I previously wrote on Al Jazeera Net that there is a growing demand for stability from all actors in the Arab region and a desire to invest in it, but the competition among them over determining the content of that stability and trying to impose it, one of the main reasons behind what has become known in the region's studies as "Arab turmoil."

The search for an imperialist hegemonic power – as in the British Empire before or now the United States – or a regional power in the region or an alliance between some regional states, or a hybrid of this and that, is that it treats the region as a vacuum that does not have self-efficacy and internal forces whose aspirations must be taken into account.

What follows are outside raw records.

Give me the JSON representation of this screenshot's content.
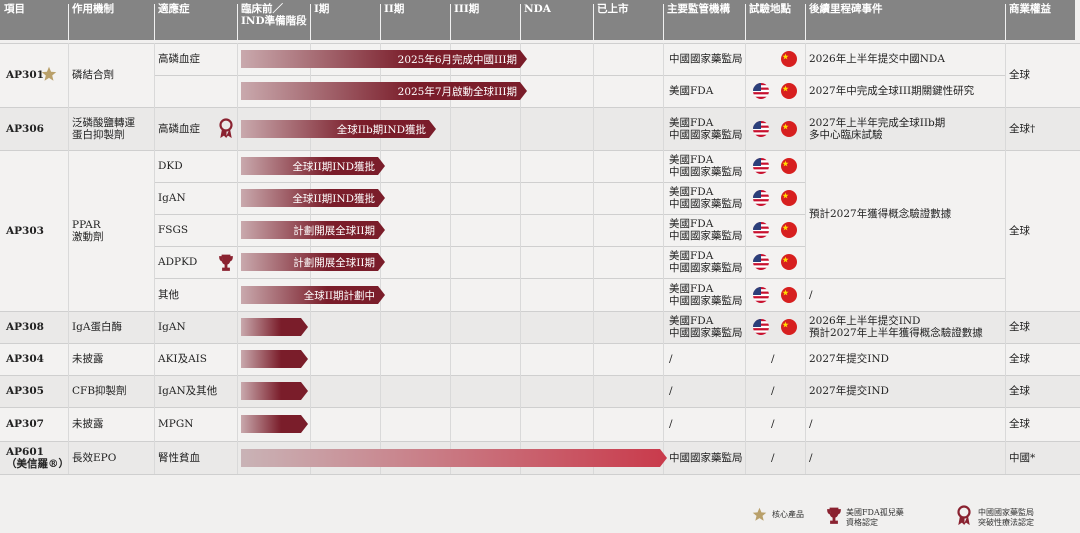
{
  "headers": [
    "項目",
    "作用機制",
    "適應症",
    "臨床前／\nIND準備階段",
    "I期",
    "II期",
    "III期",
    "NDA",
    "已上市",
    "主要監管機構",
    "試驗地點",
    "後續里程碑事件",
    "商業權益"
  ],
  "rows": [
    {
      "project": "AP301",
      "mechanism": "磷結合劑",
      "indication": "高磷血症",
      "bar_label": "2025年6月完成中國III期",
      "bar_stage": "III",
      "regulator": "中國國家藥監局",
      "sites": [
        "CN"
      ],
      "milestone": "2026年上半年提交中國NDA",
      "rights": "全球",
      "core_product": true
    },
    {
      "project": "",
      "mechanism": "",
      "indication": "",
      "bar_label": "2025年7月啟動全球III期",
      "bar_stage": "III",
      "regulator": "美國FDA",
      "sites": [
        "US",
        "CN"
      ],
      "milestone": "2027年中完成全球III期關鍵性研究",
      "rights": ""
    },
    {
      "project": "AP306",
      "mechanism": "泛磷酸鹽轉運\n蛋白抑製劑",
      "indication": "高磷血症",
      "bar_label": "全球IIb期IND獲批",
      "bar_stage": "IIb",
      "regulator": "美國FDA\n中國國家藥監局",
      "sites": [
        "US",
        "CN"
      ],
      "milestone": "2027年上半年完成全球IIb期\n多中心臨床試驗",
      "rights": "全球†",
      "cn_breakthrough": true
    },
    {
      "project": "AP303",
      "mechanism": "PPAR\n激動劑",
      "indication": "DKD",
      "bar_label": "全球II期IND獲批",
      "bar_stage": "II",
      "regulator": "美國FDA\n中國國家藥監局",
      "sites": [
        "US",
        "CN"
      ],
      "milestone": "預計2027年獲得概念驗證數據",
      "rights": "全球"
    },
    {
      "project": "",
      "mechanism": "",
      "indication": "IgAN",
      "bar_label": "全球II期IND獲批",
      "bar_stage": "II",
      "regulator": "美國FDA\n中國國家藥監局",
      "sites": [
        "US",
        "CN"
      ],
      "milestone": "",
      "rights": ""
    },
    {
      "project": "",
      "mechanism": "",
      "indication": "FSGS",
      "bar_label": "計劃開展全球II期",
      "bar_stage": "II",
      "regulator": "美國FDA\n中國國家藥監局",
      "sites": [
        "US",
        "CN"
      ],
      "milestone": "",
      "rights": ""
    },
    {
      "project": "",
      "mechanism": "",
      "indication": "ADPKD",
      "bar_label": "計劃開展全球II期",
      "bar_stage": "II",
      "regulator": "美國FDA\n中國國家藥監局",
      "sites": [
        "US",
        "CN"
      ],
      "milestone": "",
      "rights": "",
      "fda_orphan": true
    },
    {
      "project": "",
      "mechanism": "",
      "indication": "其他",
      "bar_label": "全球II期計劃中",
      "bar_stage": "II",
      "regulator": "美國FDA\n中國國家藥監局",
      "sites": [
        "US",
        "CN"
      ],
      "milestone": "/",
      "rights": ""
    },
    {
      "project": "AP308",
      "mechanism": "IgA蛋白酶",
      "indication": "IgAN",
      "bar_label": "",
      "bar_stage": "preclinical",
      "regulator": "美國FDA\n中國國家藥監局",
      "sites": [
        "US",
        "CN"
      ],
      "milestone": "2026年上半年提交IND\n預計2027年上半年獲得概念驗證數據",
      "rights": "全球"
    },
    {
      "project": "AP304",
      "mechanism": "未披露",
      "indication": "AKI及AIS",
      "bar_label": "",
      "bar_stage": "preclinical",
      "regulator": "/",
      "sites": [],
      "sites_text": "/",
      "milestone": "2027年提交IND",
      "rights": "全球"
    },
    {
      "project": "AP305",
      "mechanism": "CFB抑製劑",
      "indication": "IgAN及其他",
      "bar_label": "",
      "bar_stage": "preclinical",
      "regulator": "/",
      "sites": [],
      "sites_text": "/",
      "milestone": "2027年提交IND",
      "rights": "全球"
    },
    {
      "project": "AP307",
      "mechanism": "未披露",
      "indication": "MPGN",
      "bar_label": "",
      "bar_stage": "preclinical",
      "regulator": "/",
      "sites": [],
      "sites_text": "/",
      "milestone": "/",
      "rights": "全球"
    },
    {
      "project": "AP601\n（美信羅®）",
      "mechanism": "長效EPO",
      "indication": "腎性貧血",
      "bar_label": "",
      "bar_stage": "marketed",
      "regulator": "中國國家藥監局",
      "sites": [],
      "sites_text": "/",
      "milestone": "/",
      "rights": "中國*"
    }
  ],
  "merged": {
    "ap301_rights": "全球",
    "ap303_milestone": "預計2027年獲得概念驗證數據",
    "ap303_rights": "全球"
  },
  "legend": {
    "core": "核心產品",
    "fda": "美國FDA孤兒藥\n資格認定",
    "nmpa": "中國國家藥監局\n突破性療法認定"
  },
  "colors": {
    "header": "#848484",
    "bar_dark": "#7a1d2a",
    "bar_light": "#c9a9ad",
    "gold": "#b9a06a"
  },
  "icons": {
    "core": "star-icon",
    "fda": "trophy-icon",
    "nmpa": "award-ribbon-icon",
    "us": "us-flag-icon",
    "cn": "china-flag-icon"
  }
}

What I have put forward earlier and what I offer now is that the long-term stability of the region will only be achieved in a space where the multiple definitions of stability intersect as presented by different actors. The starting point is the consensus that can be achieved nationally and among the countries of the region first on the concept, and then called upon by international powers to maintain and ensure it.

The Saudi-Iranian agreement, which is now faltering, is a proof of what we say. Both sides realized that they were due to considerations related to the cost of competition or conflict in which there was neither a victor nor a defeated, and that creating conditions for economic growth was required. Both sides realized this, and international support from one of the major world powers with significant economic interests (China) branched out of this agreement.

This model will be strengthened by integrating it with the aspirations and interests of social groups, such as businessmen and segments of society wishing to settle to achieve sustainable economic growth whose results will benefit wider segments.

Any stumbling block in this model or slowdown will result in the entry of international or regional parties with interests contrary to what has been agreed upon, seeking to sabotage it.

Sixth feature: the diminishing importance of the Israeli-Palestinian conflict

But James L. Gilvin asks: At whom has this importance diminished?

It has diminished in the West, but China and Russia are now investing some of their resources in it.

The official Arab system has diminished, but a significant part of the peoples of the region takes any opportunity to express solidarity with the Palestinians and their rejection of normalization with the Zionist entity.

The decreasing importance obscures the entry of new generations of young men and women into the arena of resistance in new forms, in addition to the integration and interdependence of these arenas.

The decreasing importance ignores the changes in Israeli society and the cracks it is witnessing that allow new movements in the Palestinian arena – if well exploited – and does not take into account the new generations in the American Democratic Party and the Jewish youth in the United States, whose opposition to Israeli policies is on the rise and their support for them decreases.

Our historian concludes the book's introduction: "Despite all this, the Middle East faces countless chronic problems that may change the course of its history forever. Human security in the region is weak, and has been weakened by the COVID-19 pandemic. The region is suffering, or will soon witness, population growth that strains available resources and state capabilities, climate change that has already caused desertification and ocean level rise, which in itself threatens to bring floods to 43 densely populated coastal areas, high poverty rates along with high levels of income inequality, corruption and lack of transparency, with deficiencies in democracy and human rights, declining industrialization and poor economic performance, lack of participation in the global economy, in addition to the established patriarchal system that economists consider the first block of development. "The large number of refugees and the largest number of internally displaced people in any region of the world, and the list goes on."

Is the new Middle East here or there in the six determinants?

Isn't it better to look at the influence of determinants on these factors and recall narratives that are absent voluntarily or involuntarily? Governments in the region are not expected to adequately address any of the deep-rooted ills facing their people.